LetsFaceTheMusicAndDance · 04/02/2014 20:28

Just it would be so much easier if there were a book of universally agreed rules for MiLs.
Obviously we want to be kind and considerate and all those other sensible things, but what's kind and considerate for one person is rampant interferring to another.

Take making a cup of tea in DS/Dil's house. In some cases, it would be considered rude to be 'in my kitchen cupboards' and in others, to not make a cup of tea would be 'expecting to be wited on'.

And I remember very well being so outrageously hormonal that if someone so much as looked at me sideways I'd have been in a stew. Grin

This is why I think the best way forward is to try for the kind of relationship where DS is responsible for steering DM right if we get things wrong and also being responsible for being clear about what he wants too. I think men have often dipped out of doing that and left DW/MiL to get on with it. They need to step up.

Sorry - OP - I know that isn't helpful for you at the moment.

HaroldLloyd · 04/02/2014 20:29

No one is saying. MILS needs come before a labouring woman.

Some oeoole are just pointing out that the woman just wants to visit the baby.

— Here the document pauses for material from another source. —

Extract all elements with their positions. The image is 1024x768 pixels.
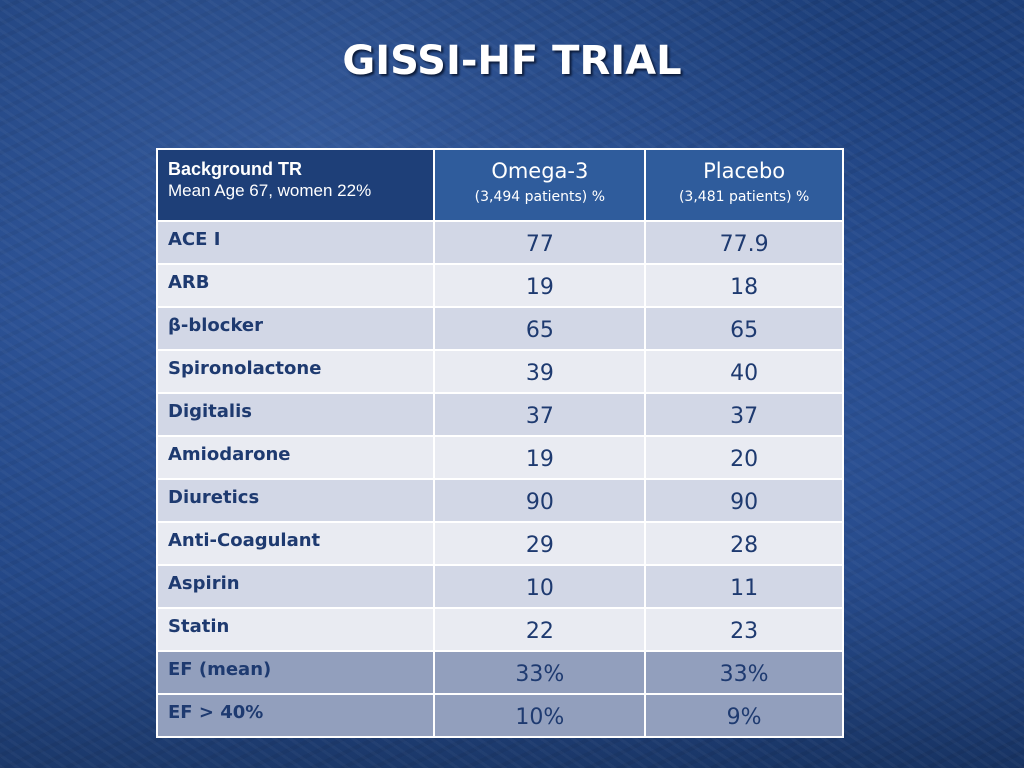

I don't really get why oeoole get so het up about it either, both times I let any close family that wanted to visit. They brought biscuits.

FunLovinBunster · 04/02/2014 20:29

He's a mummy's boy if he hasn't got the cojones to front up to his mummy wummy and tell her to back off.
Some of these anti OP responses are insane!
OP YANBU. End of.

Pimpf · 04/02/2014 20:30

What do you mean poor dil?

HaroldLloyd · 04/02/2014 20:30

He's not suggesting she comes into the hospital and peers up OPs vagina.

RainYourRottingMyDhaliaBulbs · 04/02/2014 20:31

piano

If I went to visit a newborn without being mindful of how mum might be feeling then it would be my own fault if I wasn't welcome next time...

Exactly some people are just so in ward looking and selfish and stupid!

My own DF helped to turn my first borns birth into a horrific nightmare and was surprised when he wasnt welcome second time round, he then pushed and forced himself on us a few week later and then, went and tried to repeat the same behaviours that had ruined the first birth!

I just thank myself for taking measures to stop him coming to the birth, at least a few weeks aftr I was calmed and stronger to deal with it....needless to say he has not been welcome since.

People who are this pig headed and stupid need to be dealt with in a strong way.

HaroldLloyd · 04/02/2014 20:31

Did you click your fingers when you said end of?

Anyway like I said OP the weekend after seems reasonable enough if you don't want them at the hospital.

FunLovinBunster · 04/02/2014 20:31

It's not about the woman wanting to visit.
It's about this woman making unreasonable demands and behaving unreasonably.
It is also about the man child who can't or won't back up his wife.
Christ on a bike.

Pimpf · 04/02/2014 20:32

But she doesn't just visit the baby, she causes a lot of stress and anxiety on the lead up to the visit. Her behaviour has caused a row between the op and her dh but he is as blind as some of you at seeing this is not about him or his mother, it is about someone who is about to have major surgery and wants to spend some time bonding with her new family, why is that so difficult to get?

LetsFaceTheMusicAndDance · 04/02/2014 20:33

FunLovin are you ok?

RainYourRottingMyDhaliaBulbs · 04/02/2014 20:33

harold

both times I let any close family that wanted to visit. They brought biscuits

Good for you, some peoples DP and in laws seem to bring barrel loads of crap with them, not biscuits.

HaroldLloyd · 04/02/2014 20:33

Why is she making unreasonable demands?

What unreasonable demands is she making?

Asking can you visit the hospital is NORMAL.